Oleh : Al Ustadz Yusuf Qardawi
Ini ada hubungannya dengan masalah
menundukkan pandangan yang oleh dua ayat di surah An Nur 30-31, Allah
perintahkan kepada laki-laki dan perempuan.
Adapun yang khusus buat orang perempuan dalam ayat kedua (ayat 31) yaitu:
a) Firman Allah:
“Janganlah orang-orang perempuan menampakkan perhiasannya, melainkan apa yang biasa tampak daripadanya.”
Yang dimaksud perhiasan perempuan, yaitu
apa saja yang dipakai berhias dan untuk mempercantik tubuh, baik
berbentuk ciptaan asli seperti wajah, rambut dan potongan tubuh, ataupun
buatan seperti pakaian, perhiasan, make-up dan sebagainya.
Dalam ayat di atas Allah memerintahkan
kepada orang-orang perempuan supaya menyembunyikan perhiasan tersebut
dan melarang untuk dinampak-nampakkan.
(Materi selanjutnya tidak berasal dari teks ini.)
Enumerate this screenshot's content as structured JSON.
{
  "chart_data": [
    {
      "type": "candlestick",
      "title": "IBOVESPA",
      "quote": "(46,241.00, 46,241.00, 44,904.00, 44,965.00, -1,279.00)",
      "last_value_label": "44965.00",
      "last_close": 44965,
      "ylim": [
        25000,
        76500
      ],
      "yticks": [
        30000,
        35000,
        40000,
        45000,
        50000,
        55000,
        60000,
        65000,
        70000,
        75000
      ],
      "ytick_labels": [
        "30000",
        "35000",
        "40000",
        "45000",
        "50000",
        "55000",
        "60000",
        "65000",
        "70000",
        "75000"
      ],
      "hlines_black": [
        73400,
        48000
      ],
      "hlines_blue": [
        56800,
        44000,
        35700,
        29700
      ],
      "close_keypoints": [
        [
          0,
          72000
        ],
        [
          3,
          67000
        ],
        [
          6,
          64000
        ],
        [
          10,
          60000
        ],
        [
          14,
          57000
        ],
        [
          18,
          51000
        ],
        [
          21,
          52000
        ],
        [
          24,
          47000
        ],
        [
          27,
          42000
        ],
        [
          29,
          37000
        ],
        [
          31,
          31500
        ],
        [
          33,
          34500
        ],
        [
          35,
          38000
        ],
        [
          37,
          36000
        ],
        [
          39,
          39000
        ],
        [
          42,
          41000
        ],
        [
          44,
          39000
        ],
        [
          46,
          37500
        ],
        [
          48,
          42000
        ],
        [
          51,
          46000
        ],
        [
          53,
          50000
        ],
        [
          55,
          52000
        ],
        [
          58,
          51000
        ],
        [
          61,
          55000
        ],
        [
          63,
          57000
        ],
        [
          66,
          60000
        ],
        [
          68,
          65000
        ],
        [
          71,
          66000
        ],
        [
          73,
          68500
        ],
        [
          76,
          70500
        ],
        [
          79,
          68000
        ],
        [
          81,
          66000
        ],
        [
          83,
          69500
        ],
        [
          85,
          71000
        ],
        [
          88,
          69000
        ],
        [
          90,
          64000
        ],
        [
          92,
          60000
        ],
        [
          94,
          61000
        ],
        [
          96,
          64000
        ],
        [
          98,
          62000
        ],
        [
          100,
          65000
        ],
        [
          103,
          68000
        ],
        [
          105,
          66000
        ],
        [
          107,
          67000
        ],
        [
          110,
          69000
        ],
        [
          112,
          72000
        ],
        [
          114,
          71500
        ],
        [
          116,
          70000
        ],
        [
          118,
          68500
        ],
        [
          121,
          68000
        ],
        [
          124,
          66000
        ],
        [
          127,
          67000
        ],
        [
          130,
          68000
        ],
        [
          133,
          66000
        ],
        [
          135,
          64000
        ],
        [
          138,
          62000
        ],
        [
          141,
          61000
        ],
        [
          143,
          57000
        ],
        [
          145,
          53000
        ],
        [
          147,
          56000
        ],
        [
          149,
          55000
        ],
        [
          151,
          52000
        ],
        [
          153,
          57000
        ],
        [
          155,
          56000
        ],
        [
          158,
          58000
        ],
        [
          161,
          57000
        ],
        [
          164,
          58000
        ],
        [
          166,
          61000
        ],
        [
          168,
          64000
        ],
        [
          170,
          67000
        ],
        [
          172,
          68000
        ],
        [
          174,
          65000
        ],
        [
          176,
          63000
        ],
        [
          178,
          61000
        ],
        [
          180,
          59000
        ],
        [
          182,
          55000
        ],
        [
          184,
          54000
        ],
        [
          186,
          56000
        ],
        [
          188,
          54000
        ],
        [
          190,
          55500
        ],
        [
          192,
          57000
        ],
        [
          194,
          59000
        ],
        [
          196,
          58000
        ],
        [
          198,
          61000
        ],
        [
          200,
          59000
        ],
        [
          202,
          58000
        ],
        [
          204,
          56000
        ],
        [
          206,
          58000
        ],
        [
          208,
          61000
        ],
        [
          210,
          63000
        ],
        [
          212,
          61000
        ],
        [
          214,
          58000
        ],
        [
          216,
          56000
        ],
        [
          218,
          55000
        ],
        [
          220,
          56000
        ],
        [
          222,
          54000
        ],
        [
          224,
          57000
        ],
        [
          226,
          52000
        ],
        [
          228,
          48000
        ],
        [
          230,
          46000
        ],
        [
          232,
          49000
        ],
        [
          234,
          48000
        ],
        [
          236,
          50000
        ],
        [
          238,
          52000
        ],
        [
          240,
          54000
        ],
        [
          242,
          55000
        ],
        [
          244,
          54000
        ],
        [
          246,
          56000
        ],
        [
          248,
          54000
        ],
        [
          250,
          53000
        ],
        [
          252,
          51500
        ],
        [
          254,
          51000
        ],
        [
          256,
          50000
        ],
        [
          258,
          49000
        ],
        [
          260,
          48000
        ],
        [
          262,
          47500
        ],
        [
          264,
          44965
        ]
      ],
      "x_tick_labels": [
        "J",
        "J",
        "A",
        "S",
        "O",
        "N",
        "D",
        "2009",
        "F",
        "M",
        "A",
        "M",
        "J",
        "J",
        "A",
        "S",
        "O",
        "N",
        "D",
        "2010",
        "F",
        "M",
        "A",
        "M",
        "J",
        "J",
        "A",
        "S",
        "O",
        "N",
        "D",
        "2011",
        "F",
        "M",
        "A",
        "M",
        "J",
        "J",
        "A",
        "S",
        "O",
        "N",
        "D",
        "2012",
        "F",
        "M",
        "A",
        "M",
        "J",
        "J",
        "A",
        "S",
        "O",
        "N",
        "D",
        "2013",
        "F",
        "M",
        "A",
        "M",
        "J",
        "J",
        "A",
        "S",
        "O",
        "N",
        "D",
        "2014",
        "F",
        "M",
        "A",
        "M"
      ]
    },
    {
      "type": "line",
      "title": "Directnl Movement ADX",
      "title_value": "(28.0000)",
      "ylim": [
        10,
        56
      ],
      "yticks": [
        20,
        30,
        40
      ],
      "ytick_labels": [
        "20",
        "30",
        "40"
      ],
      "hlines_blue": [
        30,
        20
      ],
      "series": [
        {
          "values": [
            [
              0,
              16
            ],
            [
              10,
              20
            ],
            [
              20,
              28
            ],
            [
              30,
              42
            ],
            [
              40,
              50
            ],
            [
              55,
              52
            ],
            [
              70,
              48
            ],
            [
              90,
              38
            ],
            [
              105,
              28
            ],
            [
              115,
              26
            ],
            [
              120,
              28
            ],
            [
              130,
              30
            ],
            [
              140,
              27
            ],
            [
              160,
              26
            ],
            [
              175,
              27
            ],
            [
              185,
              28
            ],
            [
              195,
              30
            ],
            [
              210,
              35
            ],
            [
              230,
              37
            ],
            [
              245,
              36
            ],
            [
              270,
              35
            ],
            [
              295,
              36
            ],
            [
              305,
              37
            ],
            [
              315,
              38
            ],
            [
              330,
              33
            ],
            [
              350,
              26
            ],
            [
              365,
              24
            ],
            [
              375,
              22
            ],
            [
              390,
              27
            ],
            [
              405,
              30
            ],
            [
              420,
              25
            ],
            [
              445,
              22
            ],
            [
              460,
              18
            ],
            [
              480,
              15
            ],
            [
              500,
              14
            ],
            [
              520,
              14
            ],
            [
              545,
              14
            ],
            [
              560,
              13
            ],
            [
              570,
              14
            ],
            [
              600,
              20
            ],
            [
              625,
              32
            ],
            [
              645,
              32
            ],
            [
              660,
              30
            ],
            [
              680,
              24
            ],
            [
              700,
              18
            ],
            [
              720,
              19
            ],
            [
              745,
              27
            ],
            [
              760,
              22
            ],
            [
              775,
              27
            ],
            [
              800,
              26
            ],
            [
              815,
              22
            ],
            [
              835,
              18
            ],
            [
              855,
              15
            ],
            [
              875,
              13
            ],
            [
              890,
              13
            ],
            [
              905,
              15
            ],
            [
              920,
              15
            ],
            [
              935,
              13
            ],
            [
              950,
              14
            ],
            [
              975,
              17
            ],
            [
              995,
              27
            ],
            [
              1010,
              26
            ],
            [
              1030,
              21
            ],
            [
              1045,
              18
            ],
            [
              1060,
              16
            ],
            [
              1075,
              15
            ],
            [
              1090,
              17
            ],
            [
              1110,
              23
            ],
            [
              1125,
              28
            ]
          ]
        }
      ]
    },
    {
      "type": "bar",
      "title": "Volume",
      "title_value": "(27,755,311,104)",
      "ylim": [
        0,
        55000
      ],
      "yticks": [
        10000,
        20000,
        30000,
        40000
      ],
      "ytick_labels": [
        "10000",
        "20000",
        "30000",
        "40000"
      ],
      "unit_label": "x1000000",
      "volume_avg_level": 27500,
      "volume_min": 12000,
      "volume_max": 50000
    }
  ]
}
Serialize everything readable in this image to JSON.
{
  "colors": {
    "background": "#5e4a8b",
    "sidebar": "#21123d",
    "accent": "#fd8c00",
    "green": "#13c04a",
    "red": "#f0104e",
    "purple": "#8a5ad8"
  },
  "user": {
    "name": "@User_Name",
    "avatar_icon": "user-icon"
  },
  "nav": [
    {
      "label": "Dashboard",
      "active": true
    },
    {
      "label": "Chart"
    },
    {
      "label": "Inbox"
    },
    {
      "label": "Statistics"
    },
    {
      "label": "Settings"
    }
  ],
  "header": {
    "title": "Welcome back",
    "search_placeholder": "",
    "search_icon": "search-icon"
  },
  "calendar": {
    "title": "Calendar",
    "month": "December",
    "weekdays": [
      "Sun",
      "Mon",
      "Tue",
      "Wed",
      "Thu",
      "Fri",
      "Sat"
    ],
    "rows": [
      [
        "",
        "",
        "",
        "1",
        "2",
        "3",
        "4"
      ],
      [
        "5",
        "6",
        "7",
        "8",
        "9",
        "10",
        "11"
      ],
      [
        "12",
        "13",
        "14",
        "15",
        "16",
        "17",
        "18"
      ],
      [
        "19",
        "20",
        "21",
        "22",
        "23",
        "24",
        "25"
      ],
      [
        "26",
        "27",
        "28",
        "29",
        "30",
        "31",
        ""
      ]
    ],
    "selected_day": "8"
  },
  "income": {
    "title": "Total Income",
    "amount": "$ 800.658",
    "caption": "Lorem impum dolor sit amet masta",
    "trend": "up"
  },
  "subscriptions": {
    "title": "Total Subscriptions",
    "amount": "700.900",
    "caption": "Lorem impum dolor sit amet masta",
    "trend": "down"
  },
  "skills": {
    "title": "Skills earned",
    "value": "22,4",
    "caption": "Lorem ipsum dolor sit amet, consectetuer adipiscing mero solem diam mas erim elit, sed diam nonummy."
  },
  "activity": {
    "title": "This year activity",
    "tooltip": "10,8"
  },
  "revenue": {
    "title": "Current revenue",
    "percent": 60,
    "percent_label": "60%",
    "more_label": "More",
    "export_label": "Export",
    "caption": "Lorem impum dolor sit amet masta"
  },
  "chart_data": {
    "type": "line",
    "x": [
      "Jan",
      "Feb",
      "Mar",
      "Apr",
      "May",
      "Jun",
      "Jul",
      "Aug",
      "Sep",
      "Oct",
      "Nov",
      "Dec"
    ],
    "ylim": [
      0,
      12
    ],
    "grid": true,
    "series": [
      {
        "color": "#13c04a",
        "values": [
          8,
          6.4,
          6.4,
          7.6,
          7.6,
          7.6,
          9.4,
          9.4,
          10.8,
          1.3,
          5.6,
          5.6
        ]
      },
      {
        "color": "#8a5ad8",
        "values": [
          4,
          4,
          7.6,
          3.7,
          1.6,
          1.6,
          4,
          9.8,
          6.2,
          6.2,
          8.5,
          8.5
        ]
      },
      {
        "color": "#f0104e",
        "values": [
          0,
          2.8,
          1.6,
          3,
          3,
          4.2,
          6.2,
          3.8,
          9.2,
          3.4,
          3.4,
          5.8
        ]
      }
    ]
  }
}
Allah tidak memberikan
pengecualian, melainkan apa yang bisa tampak. Oleh karena itu para ulama
kemudian berbeda pendapat tentang arti apa yang biasa tampak itu dan
ukurannya. Apakah artinya: apa yang tampak karena terpaksa tanpa
disengaja, misalnya terbuka karena ditiup angin; ataukah apa yang biasa
tampak dan memang dia itu asalnya tampak?
Kebanyakan ulama salaf berpendapat
menurut arti kedua, Misalnya Ibnu Abbas, ia berkata dalam menafsirkan
apa yang tampak itu ialah: celak dan cincin.
Yang berpendapat seperti ini ialah
sahabat Anas. Sedang bolehnya dilihat celak dan cincin, berarti boleh
dilihatnya kedua tempatnya, yaitu muka dan kedua tapak tangan.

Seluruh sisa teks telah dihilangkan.